Saint John, New Brunswick 

Saint John is located on the Bay of Fundy at the mouth of the St. John River. When the tides change from low to high twice each day, the river's current flows upstream instead of downstream and makes a reversing falls effect. This is a big draw for tourists and a claim to fame for the city. 

Saint John was given its name by the explorer Samuel De Champlain, who arrived on June 24, 1604, the feast day of St. John the Baptist. Saint John is the largest city in New Brunswick and has been called “The Greatest Little City in the East.” In 2006 the population was 68,043, although in 2001 it was a bit higher at 69,661. The city is a 90 minute drive from the U.S. Border at Calais, Maine. 

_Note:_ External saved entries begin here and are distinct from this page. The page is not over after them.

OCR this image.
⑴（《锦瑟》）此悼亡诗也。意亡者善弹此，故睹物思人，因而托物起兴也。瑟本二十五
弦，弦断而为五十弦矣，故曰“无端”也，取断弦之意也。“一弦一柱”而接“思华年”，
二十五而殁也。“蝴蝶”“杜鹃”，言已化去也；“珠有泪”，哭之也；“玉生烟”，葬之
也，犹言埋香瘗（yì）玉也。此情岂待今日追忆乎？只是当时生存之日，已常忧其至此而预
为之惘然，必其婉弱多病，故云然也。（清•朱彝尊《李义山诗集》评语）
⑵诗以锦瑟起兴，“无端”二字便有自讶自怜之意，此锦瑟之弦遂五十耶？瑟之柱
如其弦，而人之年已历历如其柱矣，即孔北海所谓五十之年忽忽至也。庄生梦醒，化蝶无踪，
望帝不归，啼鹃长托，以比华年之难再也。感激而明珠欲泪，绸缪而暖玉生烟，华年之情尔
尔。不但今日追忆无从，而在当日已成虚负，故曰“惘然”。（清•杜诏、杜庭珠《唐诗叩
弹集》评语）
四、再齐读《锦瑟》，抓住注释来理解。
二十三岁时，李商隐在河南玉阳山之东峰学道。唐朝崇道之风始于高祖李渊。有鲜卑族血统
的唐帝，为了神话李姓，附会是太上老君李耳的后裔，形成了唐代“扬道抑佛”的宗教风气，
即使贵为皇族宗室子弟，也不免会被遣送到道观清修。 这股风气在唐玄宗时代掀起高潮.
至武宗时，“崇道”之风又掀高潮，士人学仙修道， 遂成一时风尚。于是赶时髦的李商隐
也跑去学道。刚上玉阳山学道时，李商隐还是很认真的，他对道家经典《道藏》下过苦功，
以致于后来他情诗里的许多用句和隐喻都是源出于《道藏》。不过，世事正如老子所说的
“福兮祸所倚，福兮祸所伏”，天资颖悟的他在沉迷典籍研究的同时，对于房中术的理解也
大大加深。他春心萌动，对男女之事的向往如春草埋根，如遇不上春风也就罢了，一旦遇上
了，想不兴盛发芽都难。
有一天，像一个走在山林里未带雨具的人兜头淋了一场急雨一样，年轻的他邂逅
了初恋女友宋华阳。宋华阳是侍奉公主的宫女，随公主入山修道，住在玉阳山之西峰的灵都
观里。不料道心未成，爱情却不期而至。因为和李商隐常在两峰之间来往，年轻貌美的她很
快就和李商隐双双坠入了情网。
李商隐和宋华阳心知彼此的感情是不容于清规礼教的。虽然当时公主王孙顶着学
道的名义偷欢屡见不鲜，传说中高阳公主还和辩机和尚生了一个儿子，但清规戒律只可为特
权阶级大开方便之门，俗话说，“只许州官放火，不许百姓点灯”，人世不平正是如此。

Saint John has an ice-free harbour year round and a harbour clean-up project is in the works to stop the dumping of sewage into the harbour. Saint John has traditionally been known for the trades of shipping, shipbuilding, and fishing. The shipbuilding trade lasted until 2002. It is also New Brunswick's commercial, manufacturing, and transportation centre and aside from New York City, has the greatest concentration of industry on the North Atlantic Coast. K.C. Irving made his fortune here in the 20th century through forestry, shipbuilding, media and transportation. And today the Irving empire still has a big stake in New Brunswick.

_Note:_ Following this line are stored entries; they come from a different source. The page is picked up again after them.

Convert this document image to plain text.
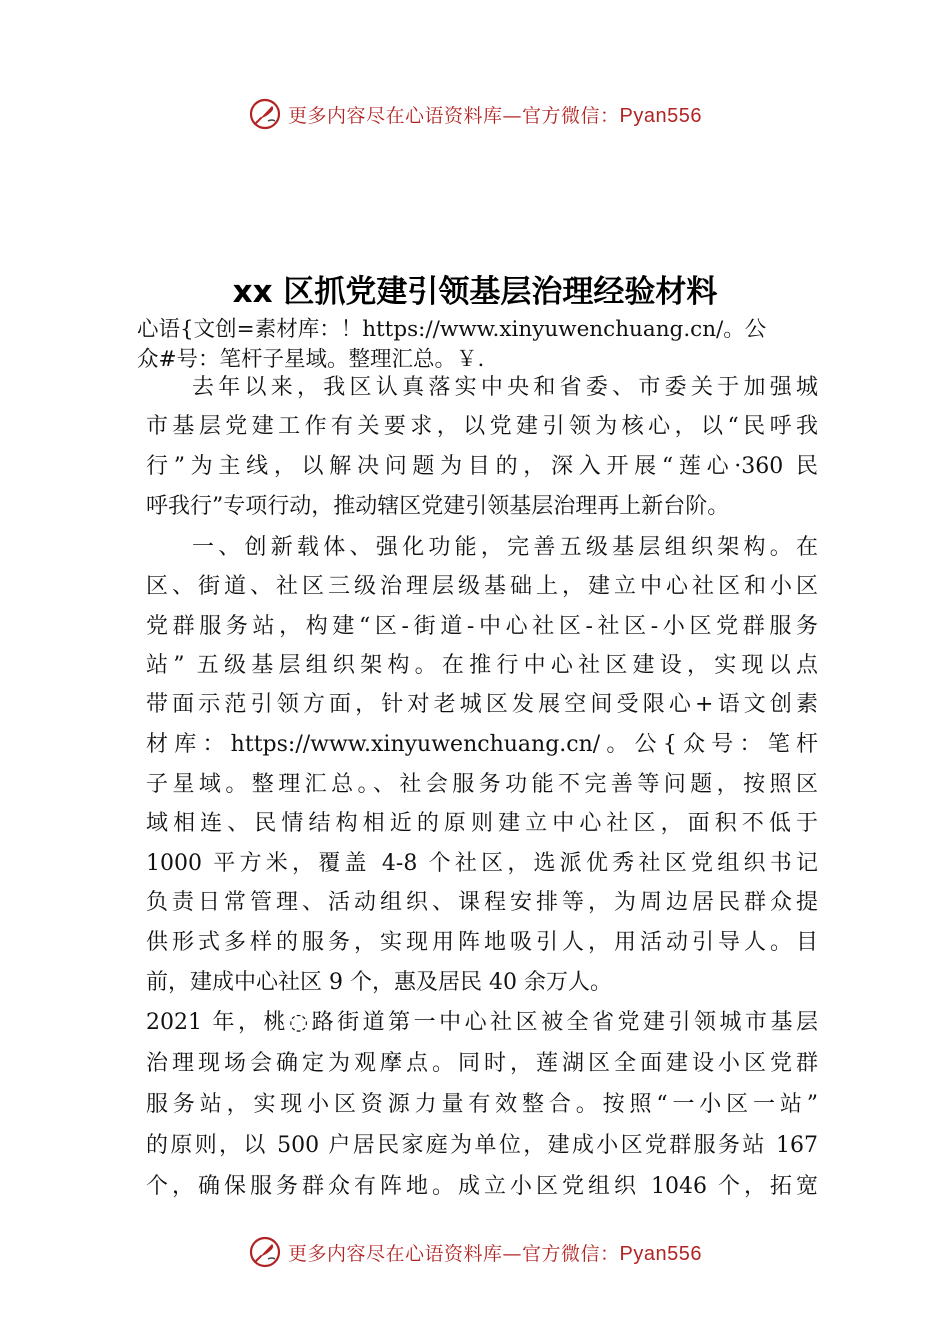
更多内容尽在心语资料库—官方微信：Pyan556
xx 区抓党建引领基层治理经验材料
心语{文创=素材库：！https://www.xinyuwenchuang.cn/。公
众#号：笔杆子星域。整理汇总。￥.
去年以来，我区认真落实中央和省委、市委关于加强城
市基层党建工作有关要求，以党建引领为核心，以“民呼我
行”为主线，以解决问题为目的，深入开展“莲心·360 民
呼我行”专项行动，推动辖区党建引领基层治理再上新台阶。
一、创新载体、强化功能，完善五级基层组织架构。在
区、街道、社区三级治理层级基础上，建立中心社区和小区
党群服务站，构建“区-街道-中心社区-社区-小区党群服务
站” 五级基层组织架构。在推行中心社区建设，实现以点
带面示范引领方面，针对老城区发展空间受限心+语文创素
材库：https://www.xinyuwenchuang.cn/。公{众号：笔杆
子星域。整理汇总。、社会服务功能不完善等问题，按照区
域相连、民情结构相近的原则建立中心社区，面积不低于
1000 平方米，覆盖 4-8 个社区，选派优秀社区党组织书记
负责日常管理、活动组织、课程安排等，为周边居民群众提
供形式多样的服务，实现用阵地吸引人，用活动引导人。目
前，建成中心社区 9 个，惠及居民 40 余万人。
2021 年，桃◌路街道第一中心社区被全省党建引领城市基层
治理现场会确定为观摩点。同时，莲湖区全面建设小区党群
服务站，实现小区资源力量有效整合。按照“一小区一站”
的原则，以 500 户居民家庭为单位，建成小区党群服务站 167
个，确保服务群众有阵地。成立小区党组织 1046 个，拓宽
更多内容尽在心语资料库—官方微信：Pyan556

Saint John has many different neighbourhoods through which residents identify. Uptown is the heritage district. The east side is becoming more and more suburban. The north end is the poorer district, and the west side is home to working class. Many of the older neighbourhoods are now going through a process of gentrification, as residents of St. John are trying to preserve the oldest buildings in the city. As often happens with gentrification, the people who live in the areas being preserved are often low-income and become displaced. Saint John's small population might not have the same affect as would happen in a larger city, though. 

Saint John has one Christian radio station, and the first Presbyterian church in Canada was built here in 1784. The religious break down of the city is:

  • 47.6% Protestant
  • 40.3% Roman Catholic
  • 1.3% other Christan
  • 10.1% no religious affiliation
  • 1% all other religions

The University of New Brunswick has a campus here, as well as the New Brunswick Community College. Rockwood Park is one of Canada's largest urban parks. It was designed by one of the designers of New York's Central Park, and has over 890 hectares of forest, hills, caves, lakes, trails, a golf course and a zoo. A strange fact about Saint John is that ragweed is extremely rare here, so many sufferers of hay fever spend their summers in the city.